I have a book hoarding problem, but I don’t merely collect them. I read them. One or five at a time, I read them, and sometimes re-read and re-read them. 

A romance gives melts my heart and makes me more cuddly. A fantasy leads me to the woods and lets me dream. A sci-fi takes my imagination places I’d never believed I’d find. A thriller makes my heart pound. A mystery makes my mind question and seek answers. And all of these allow me to see people through their eyes, to feel the agony of their lives, to understand what drives them and is important to them. 

Tell me, what have you been reading? Have you recently read something that gave you an ah-ha moment? Or maybe a book that took you away from your daily stress? 

Wednesday, April 22, 2020

Time to read but no brain for it

I used to think, if only I had more time to read, I'd cut a canyon through my to-be-read pile. (The metaphor works because it is and has long been a vast mountain of a thing.) Every time a book that checks all my boxes comes out I'm all, YAY and one-click it and get really excited... and then it goes on top of the mountain, often never to be seen again.

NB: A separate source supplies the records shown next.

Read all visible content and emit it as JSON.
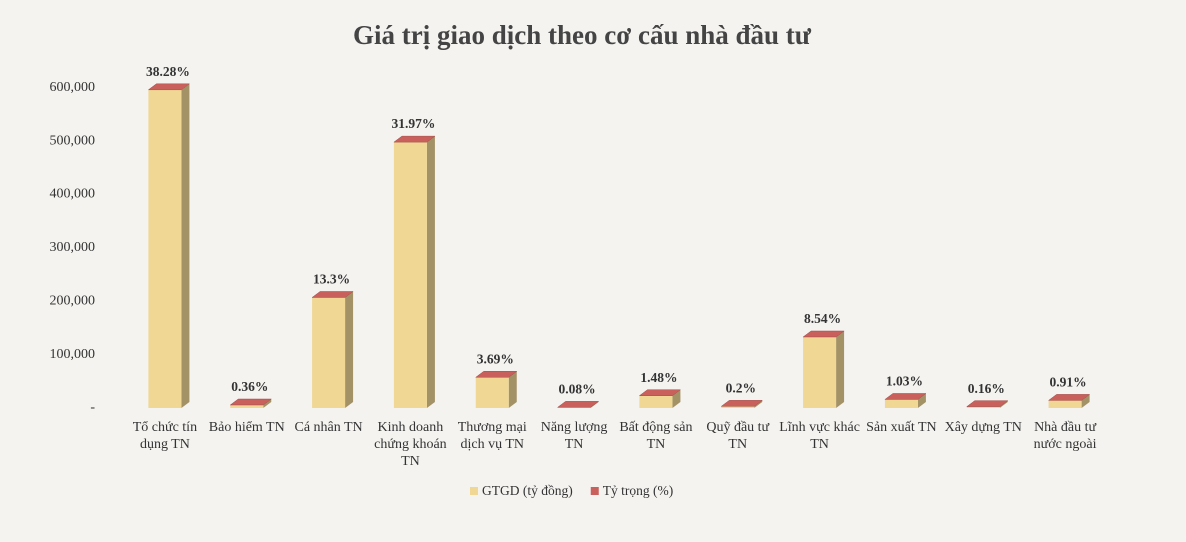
{
  "chart_data": {
    "type": "bar3d",
    "title": "Giá trị giao dịch theo cơ cấu nhà đầu tư",
    "categories": [
      "Tổ chức tín dụng TN",
      "Bảo hiểm TN",
      "Cá nhân TN",
      "Kinh doanh chứng khoán TN",
      "Thương mại dịch vụ TN",
      "Năng lượng TN",
      "Bất động sản TN",
      "Quỹ đầu tư TN",
      "Lĩnh vực khác TN",
      "Sản xuất TN",
      "Xây dựng TN",
      "Nhà đầu tư nước ngoài"
    ],
    "series": [
      {
        "name": "GTGD (tỷ đồng)",
        "color": "#f0d794",
        "values": [
          596000,
          5600,
          207000,
          498000,
          57500,
          1200,
          23000,
          3100,
          133000,
          16000,
          2500,
          14200
        ]
      },
      {
        "name": "Tỷ trọng (%)",
        "color": "#c9605c",
        "values": [
          38.28,
          0.36,
          13.3,
          31.97,
          3.69,
          0.08,
          1.48,
          0.2,
          8.54,
          1.03,
          0.16,
          0.91
        ],
        "value_labels": [
          "38.28%",
          "0.36%",
          "13.3%",
          "31.97%",
          "3.69%",
          "0.08%",
          "1.48%",
          "0.2%",
          "8.54%",
          "1.03%",
          "0.16%",
          "0.91%"
        ]
      }
    ],
    "ylim": [
      0,
      650000
    ],
    "yticks": [
      {
        "value": 0,
        "label": "-"
      },
      {
        "value": 100000,
        "label": "100,000"
      },
      {
        "value": 200000,
        "label": "200,000"
      },
      {
        "value": 300000,
        "label": "300,000"
      },
      {
        "value": 400000,
        "label": "400,000"
      },
      {
        "value": 500000,
        "label": "500,000"
      },
      {
        "value": 600000,
        "label": "600,000"
      }
    ],
    "grid": false
  }
}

Part of the problem, or so I thought, was lack of time. But right now, stuck in my house all day, every day, and no things to drive my kids to or appointments for dogs or husband or moms or self or grocery shopping or errands of any kind, I kind of do have time.

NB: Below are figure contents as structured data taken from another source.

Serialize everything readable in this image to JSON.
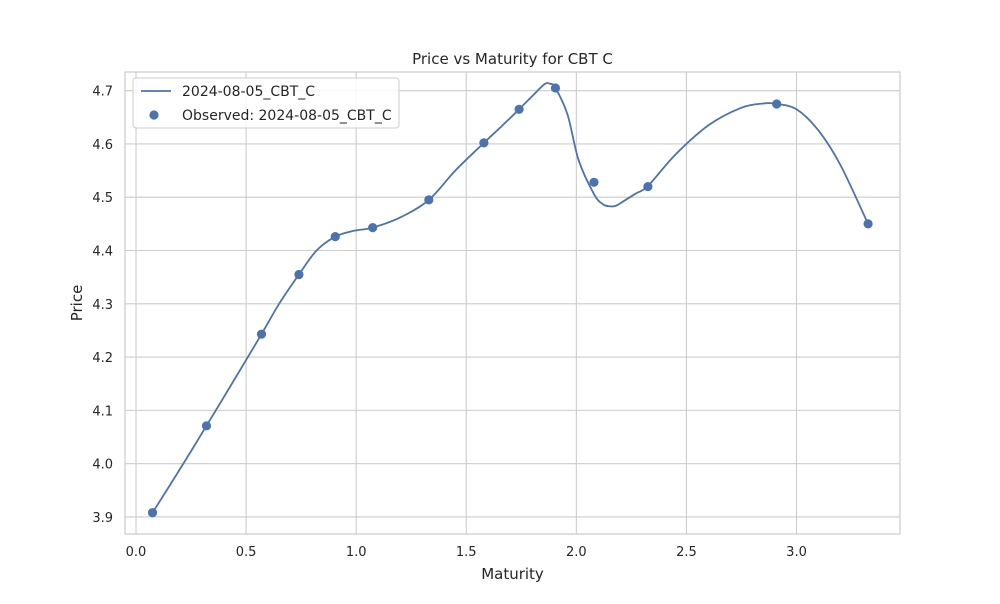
{
  "chart_data": {
    "type": "line",
    "title": "Price vs Maturity for CBT C",
    "xlabel": "Maturity",
    "ylabel": "Price",
    "xlim": [
      -0.05,
      3.47
    ],
    "ylim": [
      3.868,
      4.735
    ],
    "x_ticks": [
      "0.0",
      "0.5",
      "1.0",
      "1.5",
      "2.0",
      "2.5",
      "3.0"
    ],
    "x_tick_values": [
      0.0,
      0.5,
      1.0,
      1.5,
      2.0,
      2.5,
      3.0
    ],
    "y_ticks": [
      "3.9",
      "4.0",
      "4.1",
      "4.2",
      "4.3",
      "4.4",
      "4.5",
      "4.6",
      "4.7"
    ],
    "y_tick_values": [
      3.9,
      4.0,
      4.1,
      4.2,
      4.3,
      4.4,
      4.5,
      4.6,
      4.7
    ],
    "grid": true,
    "legend_position": "top-left",
    "series": [
      {
        "name": "2024-08-05_CBT_C",
        "kind": "line",
        "color": "#4c72b0",
        "x": [
          0.075,
          0.2,
          0.32,
          0.45,
          0.57,
          0.65,
          0.74,
          0.82,
          0.905,
          0.99,
          1.075,
          1.2,
          1.33,
          1.45,
          1.58,
          1.66,
          1.74,
          1.8,
          1.855,
          1.88,
          1.905,
          1.96,
          2.01,
          2.08,
          2.12,
          2.15,
          2.18,
          2.22,
          2.27,
          2.325,
          2.45,
          2.6,
          2.75,
          2.85,
          2.91,
          3.0,
          3.1,
          3.2,
          3.325
        ],
        "y": [
          3.908,
          3.99,
          4.071,
          4.16,
          4.243,
          4.3,
          4.355,
          4.4,
          4.426,
          4.437,
          4.443,
          4.462,
          4.495,
          4.55,
          4.602,
          4.633,
          4.665,
          4.69,
          4.712,
          4.713,
          4.705,
          4.655,
          4.57,
          4.506,
          4.487,
          4.483,
          4.484,
          4.494,
          4.507,
          4.521,
          4.58,
          4.635,
          4.668,
          4.676,
          4.675,
          4.665,
          4.625,
          4.56,
          4.45
        ]
      },
      {
        "name": "Observed: 2024-08-05_CBT_C",
        "kind": "scatter",
        "color": "#4c72b0",
        "x": [
          0.075,
          0.32,
          0.57,
          0.74,
          0.905,
          1.075,
          1.33,
          1.58,
          1.74,
          1.905,
          2.08,
          2.325,
          2.91,
          3.325
        ],
        "y": [
          3.908,
          4.071,
          4.243,
          4.355,
          4.426,
          4.443,
          4.495,
          4.602,
          4.665,
          4.705,
          4.528,
          4.52,
          4.675,
          4.45
        ]
      }
    ]
  }
}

I just don't have the brain for it.

Like, I keep pulling books off the top of the mountain and cracking them open with glee, and they keep being well-written and engaging, but I just. Can't. Focus. I can't care. I surreptitiously side-peek at a news story or a think piece about the new normal or the endless Twitter feed of people freaking out.

I check my email.

I do the taxes.

But this week, I had a mini-breakthrough. My kids have a reading assignment for remote-learning school, and they have to sit down and read books for the project. Like, literally, butts in chairs, eyes on pages. So, in order to encourage this behavior, I told them I'd read with them. I started to reach for the peak of my mountain to pull down a much-longed-for piece of gooey fiction, but then I paused. Thought about it. And then grabbed a nonfiction book instead. To my surprise, it held my attention for hours. I zoomed through it, and for a little while, it was like old times, books and me, OTP.

So I'm thinking that's my strategy going forward. I'm on the lookout for nonfiction that can keep my attention off the news. Recs in comments, please!

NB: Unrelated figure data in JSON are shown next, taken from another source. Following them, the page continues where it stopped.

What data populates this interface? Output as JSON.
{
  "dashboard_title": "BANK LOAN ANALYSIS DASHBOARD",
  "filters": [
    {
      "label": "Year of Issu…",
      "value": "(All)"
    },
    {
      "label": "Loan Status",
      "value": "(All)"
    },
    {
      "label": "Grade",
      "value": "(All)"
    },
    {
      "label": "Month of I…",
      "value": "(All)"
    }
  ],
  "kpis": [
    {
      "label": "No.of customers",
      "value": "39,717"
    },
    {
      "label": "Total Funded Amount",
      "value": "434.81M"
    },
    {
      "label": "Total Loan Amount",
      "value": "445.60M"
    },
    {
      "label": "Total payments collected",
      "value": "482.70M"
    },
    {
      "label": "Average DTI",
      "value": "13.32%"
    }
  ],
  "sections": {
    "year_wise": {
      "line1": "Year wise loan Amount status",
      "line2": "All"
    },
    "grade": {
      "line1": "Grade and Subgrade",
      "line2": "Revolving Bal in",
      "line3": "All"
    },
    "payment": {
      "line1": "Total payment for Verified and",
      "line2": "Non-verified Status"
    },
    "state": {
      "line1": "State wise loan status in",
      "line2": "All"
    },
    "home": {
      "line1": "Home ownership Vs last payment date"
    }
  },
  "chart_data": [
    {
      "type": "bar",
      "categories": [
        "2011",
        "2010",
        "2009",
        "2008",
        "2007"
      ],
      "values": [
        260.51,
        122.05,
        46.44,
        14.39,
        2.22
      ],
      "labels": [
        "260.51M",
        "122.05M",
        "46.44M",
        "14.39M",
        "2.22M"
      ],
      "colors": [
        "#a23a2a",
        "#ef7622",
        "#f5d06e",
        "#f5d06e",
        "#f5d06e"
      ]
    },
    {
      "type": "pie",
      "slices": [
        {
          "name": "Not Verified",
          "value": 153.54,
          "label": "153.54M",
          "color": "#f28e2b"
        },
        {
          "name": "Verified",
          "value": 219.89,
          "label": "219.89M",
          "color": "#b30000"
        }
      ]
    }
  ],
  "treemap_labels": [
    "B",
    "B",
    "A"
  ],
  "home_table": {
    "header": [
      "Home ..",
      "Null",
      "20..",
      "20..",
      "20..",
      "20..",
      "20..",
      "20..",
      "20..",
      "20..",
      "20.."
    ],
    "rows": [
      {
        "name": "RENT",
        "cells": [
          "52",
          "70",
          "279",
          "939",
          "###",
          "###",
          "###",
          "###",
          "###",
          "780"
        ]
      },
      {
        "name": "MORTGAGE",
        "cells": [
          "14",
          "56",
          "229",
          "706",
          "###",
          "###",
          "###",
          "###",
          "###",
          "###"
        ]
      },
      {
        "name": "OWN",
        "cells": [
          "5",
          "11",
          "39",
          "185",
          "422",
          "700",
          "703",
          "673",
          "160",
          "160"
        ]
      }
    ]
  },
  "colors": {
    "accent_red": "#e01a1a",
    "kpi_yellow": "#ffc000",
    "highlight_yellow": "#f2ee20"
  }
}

Oh, and as a footnote, the topic of the book that brought me back to reading? The plague of 1347-1351. Because of course.

We get through this however we can, people.

Tuesday, April 21, 2020

The Reward Is Other People's Stories


Reading. As a writer, you should be doing a lot of that. Dirty secret? Once I started writing as a career, how much I read along with my storytelling expectations changed drastically. Once upon a time, my weekends were 3-book weekends, gleefully losing all concept of self and time in someone else's world. I didn't care about the style so much as I cared about the story.

These days, my reward for finishing a book I'm writing is a 3-book/300k binge of stuff not written by me and not in the genre of whatever I just finished writing. Like any bibliophile, I have stacks of TBRs. I employ a 3 chapter enjoyment test; if I'm not looking forward to chapter 4, I stop reading the book. It's taken me a long time to permit myself to DNF a book. I used to feel like I owed it to the characters to finish their story. Now I look at all the books I have yet to read, and figure I owe it to those characters to at least give them the chance to ensnare me.

Sometimes, when the words I need to write are being elusive, I turn to the graphic novels, comics, or illustrated stories to unstick my imagination and remind myself of the wonder waiting to be shared. Bite-sized tales give me a swift kick in the ass and scream "you can do it!" Novels pat the fluffy pillows and hand me a bourbon, whispering, "Congrats. You did it. Enjoy the escape. You've earned this."